NSAIDs have analgesic, anti-inflammatory, and antipyretic activities. Their mechanism of action is not known, but they may inhibit cyclooxygenase activity and prostaglandin synthesis. Other mechanisms may also exist, such as leukotriene synthesis inhibition, lysosomal enzyme release, lipoxygenase activity, neutrophil aggregation, and various cell membrane functions. During rehabilitation, shoulder discomfort may interfere with sleep or basic ADLs. Oral NSAIDs should decrease the discomfort. NSAIDs do not speed recovery and should not be used to accelerate physical therapy goals.

Ibuprofen (Motrin, Caldolor, Advil, Provil)

Drug of choice for mild to moderate pain. Inhibits inflammatory reactions and pain by decreasing prostaglandin synthesis.

Naproxen (Naprosyn, Anaprox DS, Naprelan, Aleve)

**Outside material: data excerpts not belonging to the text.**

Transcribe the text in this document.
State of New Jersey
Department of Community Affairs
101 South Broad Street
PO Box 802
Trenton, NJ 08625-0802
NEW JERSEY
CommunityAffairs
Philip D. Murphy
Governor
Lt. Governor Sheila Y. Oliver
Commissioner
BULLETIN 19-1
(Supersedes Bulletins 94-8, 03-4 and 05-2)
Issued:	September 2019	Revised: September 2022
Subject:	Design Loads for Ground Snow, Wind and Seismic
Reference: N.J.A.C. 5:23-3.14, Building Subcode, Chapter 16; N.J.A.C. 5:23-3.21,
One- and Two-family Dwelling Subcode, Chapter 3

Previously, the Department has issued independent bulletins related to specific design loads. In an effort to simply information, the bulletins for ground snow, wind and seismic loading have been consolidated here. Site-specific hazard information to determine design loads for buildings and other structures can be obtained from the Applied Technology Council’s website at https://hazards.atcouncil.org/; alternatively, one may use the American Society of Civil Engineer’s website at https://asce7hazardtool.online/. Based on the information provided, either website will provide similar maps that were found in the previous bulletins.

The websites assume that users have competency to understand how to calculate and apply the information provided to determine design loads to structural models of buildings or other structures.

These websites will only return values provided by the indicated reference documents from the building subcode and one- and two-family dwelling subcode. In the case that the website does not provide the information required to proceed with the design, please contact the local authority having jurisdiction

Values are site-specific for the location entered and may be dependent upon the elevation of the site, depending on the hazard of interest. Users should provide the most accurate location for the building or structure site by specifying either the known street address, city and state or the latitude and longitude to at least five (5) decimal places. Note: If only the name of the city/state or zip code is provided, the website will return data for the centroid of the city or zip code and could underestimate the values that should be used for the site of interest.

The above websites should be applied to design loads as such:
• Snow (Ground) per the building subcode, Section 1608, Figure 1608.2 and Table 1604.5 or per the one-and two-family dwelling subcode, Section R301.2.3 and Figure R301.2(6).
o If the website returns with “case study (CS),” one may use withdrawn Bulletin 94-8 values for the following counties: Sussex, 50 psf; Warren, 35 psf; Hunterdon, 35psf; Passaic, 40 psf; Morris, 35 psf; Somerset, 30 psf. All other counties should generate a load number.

For mild to moderate pain. Inhibits inflammatory reactions and pain by decreasing the activity of cyclooxygenase, which results in a decrease of prostaglandin synthesis.

Ketoprofen

For mild to moderate pain and inflammation. Small initial doses are indicated in small and elderly patients and in those with renal or liver disease.

Doses >75 mg do not increase the therapeutic effects. Administer high doses with caution and closely observe the patient for response.